I'm trying to create an accurate PDF highlight file as specified by Adobe in this technical note: http://www.adobe.com/devnet/pdf/pdfs/HighlightFileFormat.pdf
I have OCR text from my scanned documents that was generated from the program I used to create searchable PDFs. I tried calculating character offsets using the text, but it isn't entirely an accurate representation of what Adobe Reader thinks the text is, so at times my offsets are wrong. I've used PDFBox to generate the highlight file and found that it's very accurate, but it has to load PDFs and extract the text from them before calculating the offsets, which takes a lot of time (I want to display my PDFs with highlighted search hits when a user clicks on my search results).
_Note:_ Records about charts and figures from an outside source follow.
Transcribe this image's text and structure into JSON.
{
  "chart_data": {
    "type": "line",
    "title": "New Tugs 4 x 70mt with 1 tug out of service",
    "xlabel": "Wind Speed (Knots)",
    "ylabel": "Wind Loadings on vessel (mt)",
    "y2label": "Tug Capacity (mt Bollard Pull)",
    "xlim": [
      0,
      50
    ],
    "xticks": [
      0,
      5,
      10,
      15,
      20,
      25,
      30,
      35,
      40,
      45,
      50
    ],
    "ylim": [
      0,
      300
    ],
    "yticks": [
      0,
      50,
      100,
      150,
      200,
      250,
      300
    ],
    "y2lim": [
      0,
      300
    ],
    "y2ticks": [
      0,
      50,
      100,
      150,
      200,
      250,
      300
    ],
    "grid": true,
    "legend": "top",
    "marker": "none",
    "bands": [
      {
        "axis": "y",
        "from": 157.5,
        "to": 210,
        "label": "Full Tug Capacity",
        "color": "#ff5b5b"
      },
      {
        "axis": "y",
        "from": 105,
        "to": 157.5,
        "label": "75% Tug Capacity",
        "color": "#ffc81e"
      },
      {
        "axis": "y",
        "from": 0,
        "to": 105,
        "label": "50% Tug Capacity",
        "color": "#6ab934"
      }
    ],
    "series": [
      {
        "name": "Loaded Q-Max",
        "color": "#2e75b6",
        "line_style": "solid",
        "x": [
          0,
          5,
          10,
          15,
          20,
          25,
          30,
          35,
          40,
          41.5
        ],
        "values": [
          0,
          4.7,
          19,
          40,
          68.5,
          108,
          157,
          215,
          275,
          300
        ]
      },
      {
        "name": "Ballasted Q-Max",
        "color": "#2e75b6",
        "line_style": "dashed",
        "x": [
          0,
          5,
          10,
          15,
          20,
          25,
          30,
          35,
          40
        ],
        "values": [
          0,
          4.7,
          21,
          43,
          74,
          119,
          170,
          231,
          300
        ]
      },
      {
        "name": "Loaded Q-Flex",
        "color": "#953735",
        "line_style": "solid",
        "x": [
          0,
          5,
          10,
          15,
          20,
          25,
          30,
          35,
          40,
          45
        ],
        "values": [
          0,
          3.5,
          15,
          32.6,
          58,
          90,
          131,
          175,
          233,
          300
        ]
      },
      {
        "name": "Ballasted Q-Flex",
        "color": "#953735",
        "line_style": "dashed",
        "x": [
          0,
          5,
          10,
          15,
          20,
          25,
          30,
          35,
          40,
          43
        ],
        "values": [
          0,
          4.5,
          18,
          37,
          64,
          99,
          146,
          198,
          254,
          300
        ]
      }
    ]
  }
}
I'm exploring using word offsets, even though the technical note warns against it because of a bug. The note says the bug is in Reader 3.01. Does anyone know if the bug's been fixed for 8.1?
Has the algorithm been published? While testing word finding, I've found that sometimes punctuation is considered a word and sometimes it's not. For example, a person's initial, written as a letter and a period ("A."), could be one word or two words. The Reader just decides which with no rhyme or reason that I can see. Knowing the algorithm would be a great help.
I know I'll probably have to pre-extract accurate text using PDFBox, but I just wanted to play around with word finding. Any help would be greatly appreciated! Thanks.
The algorithm isn't published. There is a great deal of fuzzy logic,
by necessity, since spaces are not stored in a PDF. What is seen as a
space, and hence a word separator, is actually Reader noticing that
two consecutive letters are further apart than is reasonable.